Rough sleeping

Homelessness and rough sleeping are not inevitable in a country as decent and well-off as ours. Yet, since 2010, the number of people sleeping rough has more than doubled, with the latest statistics confirming there has been a 169 per cent increase.

These figures are a terrible reminder of eight years of failure on housing which has seen a steep drop in investment for new affordable homes; billions of pounds cut from housing benefit; inaction on short-term lets and soaring rents in the private rented sector; and significant cuts to funding for homelessness services.

Crisis, the national charity for homeless people, has described the rise in rough sleeping as a ‘catastrophe’ and is calling for urgent action from the government to end rough sleeping.

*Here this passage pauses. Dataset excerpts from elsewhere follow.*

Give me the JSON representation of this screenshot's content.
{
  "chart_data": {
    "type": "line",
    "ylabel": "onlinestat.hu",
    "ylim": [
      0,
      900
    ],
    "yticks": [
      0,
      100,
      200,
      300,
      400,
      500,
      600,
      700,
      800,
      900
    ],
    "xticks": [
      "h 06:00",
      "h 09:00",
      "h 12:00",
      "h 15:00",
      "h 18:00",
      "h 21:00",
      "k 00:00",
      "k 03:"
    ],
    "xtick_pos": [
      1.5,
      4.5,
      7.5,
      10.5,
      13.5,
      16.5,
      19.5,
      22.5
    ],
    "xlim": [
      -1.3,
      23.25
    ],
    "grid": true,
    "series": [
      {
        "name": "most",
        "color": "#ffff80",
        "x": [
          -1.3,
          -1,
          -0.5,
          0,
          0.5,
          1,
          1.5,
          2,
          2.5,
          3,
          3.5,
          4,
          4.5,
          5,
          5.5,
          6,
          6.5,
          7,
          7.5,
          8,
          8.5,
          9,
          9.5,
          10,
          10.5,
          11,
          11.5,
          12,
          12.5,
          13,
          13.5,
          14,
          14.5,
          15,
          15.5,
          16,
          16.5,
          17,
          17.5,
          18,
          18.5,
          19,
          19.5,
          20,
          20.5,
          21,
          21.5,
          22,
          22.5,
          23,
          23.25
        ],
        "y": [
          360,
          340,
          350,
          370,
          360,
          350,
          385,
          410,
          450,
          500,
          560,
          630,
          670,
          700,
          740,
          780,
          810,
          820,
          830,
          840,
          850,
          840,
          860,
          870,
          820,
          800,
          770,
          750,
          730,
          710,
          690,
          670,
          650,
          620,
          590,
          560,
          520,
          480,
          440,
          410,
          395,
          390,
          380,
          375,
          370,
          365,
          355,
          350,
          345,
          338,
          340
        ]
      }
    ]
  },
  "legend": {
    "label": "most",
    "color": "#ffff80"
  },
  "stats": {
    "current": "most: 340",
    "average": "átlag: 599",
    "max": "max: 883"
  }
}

If Ministers are serious about tackling this crisis, I believe they should back the Opposition’s plans to make 8,000 affordable homes immediately available for people with a history of sleeping on the streets and safeguard hostels and other supported housing from cuts to housing benefit.

At the 2017 General Election I stood on a manifesto which pledged to end rough sleeping within five years and prevent the need for anyone to sleep rough on the streets. This included commitments to build one million genuinely affordable homes to rent and buy to give those on low incomes more options for a place to stay.

Action is required to tackle the root causes of rising homelessness. Eviction or default from a private tenancy is now the biggest single cause of homelessness. I support ending the current practice of ‘no fault’ evictions and action to strengthen tenants’ rights by bringing forward a consumer rights revolution for renters. This would ensure more secure tenancies, new legal minimum standards and controls on rent rises.

I will press the government at every opportunity to take immediate action to help the thousands of people forced to sleep dangerously.